Bastille z animowanym klipem do singla „survivin’”

Bastille prezentują animowany klip do najnowszego singla „survivin’”.

Za reżyserię odpowiada brytyjsko-irański reżyser Reza Dolatabadi, a teledysk jest zainspirowany zarówno twórczością Edwarda Hoppera, jak i Federico Felliniego.

„survivin’” ze swoim delikatnym, pozytywnym klimatem jest antidotum na te ciężkie czasy – Clash 

Kawałek z groove’em, który daje nadzieję – NME 

Wspaniały nowy utwór – DIY

Animacja powstała w czasie lockdownu wraz z grupą animatorów z całego świata. Jak wyjaśnia reżyser:

Chciałem nadać klipowi klimat kinowego blockbustera. Aby osiągnąć ten cel, zbudowaliśmy całe miasto w 3D oraz zabezpieczyliśmy wszystkie możliwe ujęcia kamery oraz ruchy, a następnie animowaliśmy postaci na trójwymiarowych layoutach. Animacja to praca zespołowa. Przyznaję, że mam niezwykłe szczęście w projektach do partnerów z całego świata. Bez ich poświęcenia oraz skupienia na szczegółach nigdy nie dokończyłbym tego ambitnego przedsięwzięcia.
-Reza Dolatabadi

Klip do „WHAT YOU GONNA DO???” został zrobiony w podobnym okresie, z użyciem podobnych technologii: mieszanych mediów, ilustracji, fotografii oraz ujęć live action.

Dan rozpoczął prace nad „survivin’” kilka miesięcy przed wybuchem pandemii. Jego intencją było podsumowanie wzlotów i upadków z siedmiu lat kariery Bastille: – Bywały momenty, w których czułem się jakbym był jednocześnie w pralce i na taśmie produkcyjnej. Jednak gdy ludzie pytali, co u mnie, odpowiadałem zawsze brytyjskim banałem: tak, wszystko w porządku, dobrze.

– Na początku lockdownu czułem się bardzo skrępowany tym, że napisałem piosenkę, która niechcący tak dobrze wpisała się w otaczającą nas rzeczywistość, ale potem uświadomiłem sobie, że 2020 to rok, w którym przestaliśmy udawać, że wszystko jest ok – dodaje Dan.

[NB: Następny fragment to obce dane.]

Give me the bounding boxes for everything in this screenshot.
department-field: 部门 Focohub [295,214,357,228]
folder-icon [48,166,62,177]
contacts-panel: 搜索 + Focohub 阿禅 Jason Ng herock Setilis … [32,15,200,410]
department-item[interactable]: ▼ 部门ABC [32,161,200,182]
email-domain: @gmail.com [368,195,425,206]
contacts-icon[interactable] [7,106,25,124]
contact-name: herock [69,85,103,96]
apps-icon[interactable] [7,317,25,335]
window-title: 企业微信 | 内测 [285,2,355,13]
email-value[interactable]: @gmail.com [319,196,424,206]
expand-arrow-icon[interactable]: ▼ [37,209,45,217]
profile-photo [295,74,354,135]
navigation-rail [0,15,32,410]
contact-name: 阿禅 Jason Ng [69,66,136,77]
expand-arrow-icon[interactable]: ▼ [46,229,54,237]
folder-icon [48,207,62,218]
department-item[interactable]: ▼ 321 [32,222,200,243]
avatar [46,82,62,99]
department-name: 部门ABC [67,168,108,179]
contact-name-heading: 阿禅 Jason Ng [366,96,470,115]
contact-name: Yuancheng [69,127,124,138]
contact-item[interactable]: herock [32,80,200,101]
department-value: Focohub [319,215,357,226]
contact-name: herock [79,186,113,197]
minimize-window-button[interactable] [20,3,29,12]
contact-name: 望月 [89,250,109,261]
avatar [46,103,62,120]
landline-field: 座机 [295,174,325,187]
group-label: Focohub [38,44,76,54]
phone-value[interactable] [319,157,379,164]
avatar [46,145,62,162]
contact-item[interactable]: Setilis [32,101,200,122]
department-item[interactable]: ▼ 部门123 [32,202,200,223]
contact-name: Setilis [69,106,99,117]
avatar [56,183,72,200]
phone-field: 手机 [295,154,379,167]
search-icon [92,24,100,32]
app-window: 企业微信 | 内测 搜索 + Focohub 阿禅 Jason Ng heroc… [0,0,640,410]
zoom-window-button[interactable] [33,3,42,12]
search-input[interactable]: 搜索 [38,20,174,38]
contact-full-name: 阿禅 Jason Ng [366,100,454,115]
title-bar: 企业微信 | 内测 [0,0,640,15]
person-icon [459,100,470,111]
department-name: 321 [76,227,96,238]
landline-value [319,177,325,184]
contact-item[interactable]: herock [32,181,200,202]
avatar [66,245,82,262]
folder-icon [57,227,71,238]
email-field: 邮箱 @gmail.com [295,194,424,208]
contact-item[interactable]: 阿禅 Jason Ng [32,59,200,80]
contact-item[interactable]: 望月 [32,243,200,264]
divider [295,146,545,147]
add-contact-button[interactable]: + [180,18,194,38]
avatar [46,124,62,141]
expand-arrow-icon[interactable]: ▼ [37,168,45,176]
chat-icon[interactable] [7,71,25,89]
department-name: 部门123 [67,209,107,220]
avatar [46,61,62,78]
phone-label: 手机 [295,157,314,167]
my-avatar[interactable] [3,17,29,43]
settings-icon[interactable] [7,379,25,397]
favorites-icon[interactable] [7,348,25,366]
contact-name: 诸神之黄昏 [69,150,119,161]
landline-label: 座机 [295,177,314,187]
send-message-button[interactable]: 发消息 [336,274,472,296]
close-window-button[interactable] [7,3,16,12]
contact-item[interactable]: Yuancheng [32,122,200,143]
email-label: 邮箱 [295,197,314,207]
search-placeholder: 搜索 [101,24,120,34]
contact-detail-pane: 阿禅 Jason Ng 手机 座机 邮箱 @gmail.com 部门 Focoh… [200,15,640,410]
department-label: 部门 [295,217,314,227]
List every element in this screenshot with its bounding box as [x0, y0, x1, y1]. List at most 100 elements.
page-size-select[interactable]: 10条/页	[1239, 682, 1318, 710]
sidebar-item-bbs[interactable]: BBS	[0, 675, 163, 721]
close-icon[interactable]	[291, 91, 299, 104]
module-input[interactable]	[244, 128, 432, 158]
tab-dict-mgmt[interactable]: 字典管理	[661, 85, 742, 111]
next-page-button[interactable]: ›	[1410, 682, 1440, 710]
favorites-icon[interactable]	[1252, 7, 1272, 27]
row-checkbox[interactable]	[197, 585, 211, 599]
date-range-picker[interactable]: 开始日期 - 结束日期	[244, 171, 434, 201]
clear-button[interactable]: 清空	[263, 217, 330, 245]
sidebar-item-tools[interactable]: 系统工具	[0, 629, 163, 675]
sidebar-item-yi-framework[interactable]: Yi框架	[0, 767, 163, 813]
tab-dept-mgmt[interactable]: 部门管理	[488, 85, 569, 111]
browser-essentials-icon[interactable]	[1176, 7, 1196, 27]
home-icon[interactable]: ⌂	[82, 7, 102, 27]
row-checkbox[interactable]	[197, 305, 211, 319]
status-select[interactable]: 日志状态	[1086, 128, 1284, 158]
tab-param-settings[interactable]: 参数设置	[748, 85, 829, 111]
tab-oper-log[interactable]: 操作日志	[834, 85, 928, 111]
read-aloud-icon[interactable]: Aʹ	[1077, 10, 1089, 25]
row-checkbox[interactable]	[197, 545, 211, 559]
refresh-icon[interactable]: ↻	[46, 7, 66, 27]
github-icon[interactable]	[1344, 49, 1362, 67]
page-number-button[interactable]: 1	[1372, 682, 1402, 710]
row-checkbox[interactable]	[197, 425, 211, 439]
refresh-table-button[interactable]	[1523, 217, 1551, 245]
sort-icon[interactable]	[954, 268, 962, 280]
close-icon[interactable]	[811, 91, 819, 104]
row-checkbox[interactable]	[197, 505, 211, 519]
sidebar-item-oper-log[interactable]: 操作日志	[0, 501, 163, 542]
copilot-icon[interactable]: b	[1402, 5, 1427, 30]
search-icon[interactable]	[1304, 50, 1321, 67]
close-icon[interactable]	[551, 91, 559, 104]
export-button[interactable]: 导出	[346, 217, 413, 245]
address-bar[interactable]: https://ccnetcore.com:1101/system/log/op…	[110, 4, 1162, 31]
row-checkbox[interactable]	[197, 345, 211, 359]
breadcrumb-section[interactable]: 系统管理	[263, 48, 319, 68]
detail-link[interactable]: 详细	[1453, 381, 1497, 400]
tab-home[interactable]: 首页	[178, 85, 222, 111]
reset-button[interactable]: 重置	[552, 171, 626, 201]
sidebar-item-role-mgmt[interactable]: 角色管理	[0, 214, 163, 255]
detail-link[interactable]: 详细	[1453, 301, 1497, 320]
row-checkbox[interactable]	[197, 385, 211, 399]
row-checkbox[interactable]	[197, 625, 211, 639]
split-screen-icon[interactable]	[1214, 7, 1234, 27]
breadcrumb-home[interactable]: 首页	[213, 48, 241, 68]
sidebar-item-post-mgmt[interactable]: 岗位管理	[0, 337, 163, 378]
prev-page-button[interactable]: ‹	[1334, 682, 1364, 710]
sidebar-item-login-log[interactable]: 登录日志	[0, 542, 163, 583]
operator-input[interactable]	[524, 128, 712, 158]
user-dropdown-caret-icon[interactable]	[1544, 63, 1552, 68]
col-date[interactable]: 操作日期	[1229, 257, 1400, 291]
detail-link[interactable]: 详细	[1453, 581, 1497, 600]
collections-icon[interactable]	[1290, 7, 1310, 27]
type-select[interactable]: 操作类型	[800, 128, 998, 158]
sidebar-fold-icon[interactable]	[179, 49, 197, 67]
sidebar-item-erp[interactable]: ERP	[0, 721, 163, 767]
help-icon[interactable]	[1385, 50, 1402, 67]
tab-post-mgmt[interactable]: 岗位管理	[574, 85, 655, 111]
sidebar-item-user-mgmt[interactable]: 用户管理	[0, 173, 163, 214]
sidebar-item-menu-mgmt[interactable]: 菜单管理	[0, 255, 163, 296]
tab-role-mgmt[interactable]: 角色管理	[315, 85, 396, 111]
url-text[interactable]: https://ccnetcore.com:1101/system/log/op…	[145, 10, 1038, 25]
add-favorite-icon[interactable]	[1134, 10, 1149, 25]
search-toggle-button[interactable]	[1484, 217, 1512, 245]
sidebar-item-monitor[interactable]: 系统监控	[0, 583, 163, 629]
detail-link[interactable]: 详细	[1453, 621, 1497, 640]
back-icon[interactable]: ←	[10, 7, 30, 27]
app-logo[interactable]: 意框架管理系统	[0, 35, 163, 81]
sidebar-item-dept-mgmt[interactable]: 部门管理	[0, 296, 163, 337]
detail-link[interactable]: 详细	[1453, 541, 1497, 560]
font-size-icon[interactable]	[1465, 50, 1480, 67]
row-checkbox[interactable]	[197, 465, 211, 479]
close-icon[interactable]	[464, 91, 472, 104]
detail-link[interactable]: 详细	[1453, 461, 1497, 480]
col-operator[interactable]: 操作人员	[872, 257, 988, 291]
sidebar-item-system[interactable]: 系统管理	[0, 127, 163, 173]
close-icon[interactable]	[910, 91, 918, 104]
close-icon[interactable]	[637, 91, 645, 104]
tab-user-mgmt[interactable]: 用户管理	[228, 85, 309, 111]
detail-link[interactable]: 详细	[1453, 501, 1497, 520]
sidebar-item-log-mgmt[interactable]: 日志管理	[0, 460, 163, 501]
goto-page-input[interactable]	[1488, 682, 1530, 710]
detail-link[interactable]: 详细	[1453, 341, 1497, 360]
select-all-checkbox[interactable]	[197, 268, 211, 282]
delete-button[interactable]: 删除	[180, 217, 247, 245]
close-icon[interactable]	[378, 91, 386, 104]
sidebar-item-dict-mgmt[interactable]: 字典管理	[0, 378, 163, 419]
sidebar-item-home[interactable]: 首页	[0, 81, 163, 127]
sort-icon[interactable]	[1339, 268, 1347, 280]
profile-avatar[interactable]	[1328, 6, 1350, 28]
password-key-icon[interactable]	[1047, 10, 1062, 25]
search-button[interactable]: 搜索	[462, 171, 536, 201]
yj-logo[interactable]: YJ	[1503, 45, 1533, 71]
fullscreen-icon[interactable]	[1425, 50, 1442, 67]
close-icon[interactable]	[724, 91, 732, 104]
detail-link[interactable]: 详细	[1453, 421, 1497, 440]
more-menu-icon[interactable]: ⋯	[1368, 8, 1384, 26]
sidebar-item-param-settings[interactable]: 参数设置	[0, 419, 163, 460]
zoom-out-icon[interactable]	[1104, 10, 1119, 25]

„survivin’” ma mnóstwo przestrzeni i jest naładowane popkulturowymi odniesieniami, jak również zaskakującymi momentami muzycznymi: od otwierającego loopa perkusyjnego i toczącej się linii basu, do nagłej eksplozji fletów zestawionych z fragmentami wokalu przetworzonego przez auto-tune, aż do refrenu, który uderza „jak wielki przytulas od grupy przyjaciół”. Znalazło się nawet miejsce dla saksofonu, na którym gra koncertowy muzyk Bastille, Rittipo. – Chcieliśmy, aby partia saksofonu była obrzydliwie głośna i by ludzie mogli się uśmiechnąć, gdy ją usłyszą – wyjaśnia Dan Smith.

Zarówno „survivin’” jak i „WHAT YOU GONNA DO???” to pierwsze elementy nowego brzmienia Bastille. Jak zwykle spodziewajcie się niespodziewanego!